Proofs for Linear Algebra: Ker(L), S, and T as Vector Subspaces in V and W

[jwhite2531]

Hi all,
I need some proofs for my assignment, the question is like below:

Let L be a linear map from the vector space V to the vector space W.

• ker(L) is a subset of V which consists of vectors u such that Lu = 0. Is ker(L) a
vector subspace of V ? Give a proof.
• Let S be a subset of V which consists of vectors which are not contained in ker(L).
Is S a vector subspace of V ? Give a proof.
• Let T be a subset of W which consists of vectors which are contained in Range L.
Is T a vector subspace of W? Give a proof.
• Let T be a subset of W which consists of vectors which are not contained in
Range L. Is T a vector subspace of W? Give a proof.

Thanks in advance

 

[hgfalling]

You'll need to show some of your work; what you've tried, concepts you think might be involved, etc. Then we can help you!

 

[jwhite2531]

you are right, but unfortunately I don't have many things to show. We have done with entire linear algebra in two weeks and now I am supposed to finish this assignment. It just does not settle this fast in my mind,I am trying though. That's why I need some help. Thanks again

 

[lanedance]

so people are happy to help lead you through the problemif you try, but won;t just do it for you ;)

If you get lost the definitions are a good place to start... so for 1) the question is:

Is Ker(L) a subspace of V, where L is a linear map from V to V?

so what is the definition of a subspace?

 

[jwhite2531]

well, (it says here) a subspace of a vector space is a nonempty subset that satisfies the requirements for a vector space.

 

[jwhite2531]

ok,from the definition ker(L) is a vector subspace of V (I guess). but is this definition enough for the proof?

 

[lanedance]

ok,from the definition ker(L) is a vector subspace of V (I guess). but is this definition enough for the proof?

NO - you need to show it. There are quite a few properties required to show a set, equipped with addition & scalar multiplication is a vector space (~10 if i remember correctly)
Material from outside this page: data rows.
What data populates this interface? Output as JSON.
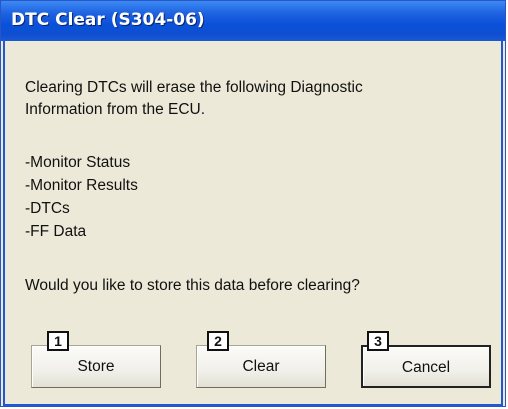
{
  "dialog": {
    "title": "DTC Clear (S304-06)",
    "message_line1": "Clearing DTCs will erase the following Diagnostic",
    "message_line2": "Information from the ECU.",
    "items": [
      "-Monitor Status",
      "-Monitor Results",
      "-DTCs",
      "-FF Data"
    ],
    "question": "Would you like to store this data before clearing?"
  },
  "buttons": [
    {
      "number": "1",
      "label": "Store"
    },
    {
      "number": "2",
      "label": "Clear"
    },
    {
      "number": "3",
      "label": "Cancel"
    }
  ],
  "colors": {
    "title_bar": "#0a50d8",
    "dialog_face": "#ece9d8"
  }
}
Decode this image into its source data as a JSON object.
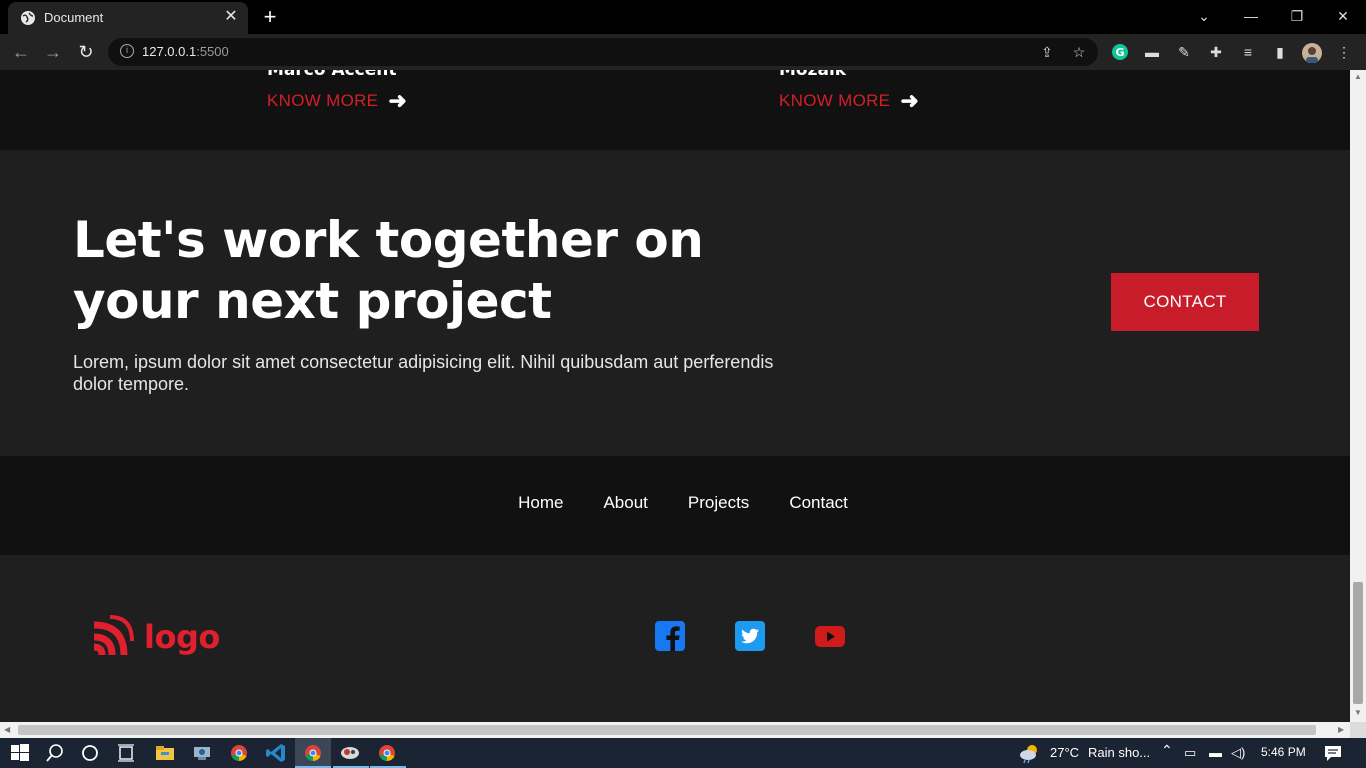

To show a subset of a vector space is a "subspace" is a little less onerous, you need to show 3 things:
- it has the zero vector
- it si "closed" under addition
- it is "closed" under scalar multiplication

see this for subspace
http://en.wikipedia.org/wiki/Linear_subspace

and for a general vector space
http://en.wikipedia.org/wiki/Vector_space

 

[jwhite2531]

Thank you very much, here is my final proof :)
- ker(L) is nonempty since Lu=0, the zero vector of V, is in ker(L)
- if u belongs ker(L) and a is a scalar, then
L(au)=aL(U)=a.0=0, therefore au belongs ker(L)
-if u1, u2 belong ker(L), then
L(u1+u2)=Lu1+Lu2=0+0=0, so u1+u2 belongs ker(L)
hence ker(L) is a subspace of V. Am I right?
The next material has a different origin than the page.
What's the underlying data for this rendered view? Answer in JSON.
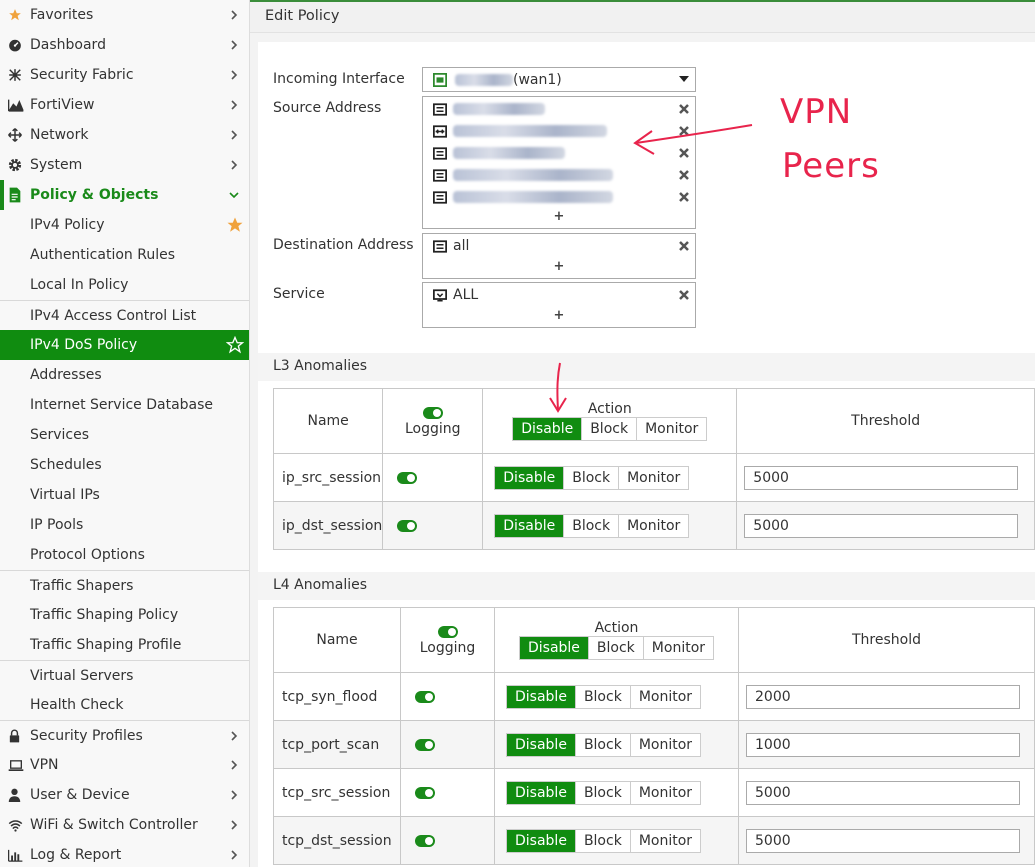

Proof for the second statement:
S is a subset of V which consists of vectors which are not contained in ker(L).
therefore S does not have a zero vector, 0v belongs ker(L), and S is not a subspace of V.

The last two are similar to first two.
I guess I makes sense but do you agree?
Thanks

 

[lanedance]

subspace proof looks good

2nd statement is valid as well

another way to do the 2nd one without using the zero vector is, pick u & v such that:
$$L(u) = 0, \ u \ \in Ker(L)$$
$$L(v) \neq 0, \ v\ \in V$$
$$L(u+v) = L(u) + L(v) = 0 + L(v) \neq 0, \ \to (u+v) \in V$$
$$(u+v) + (-v) = u \notin V$$
so its not closed

 

[jwhite2531]

Thank you.

 

[HallsofIvy]

Well done, lanedance and jwhite2531.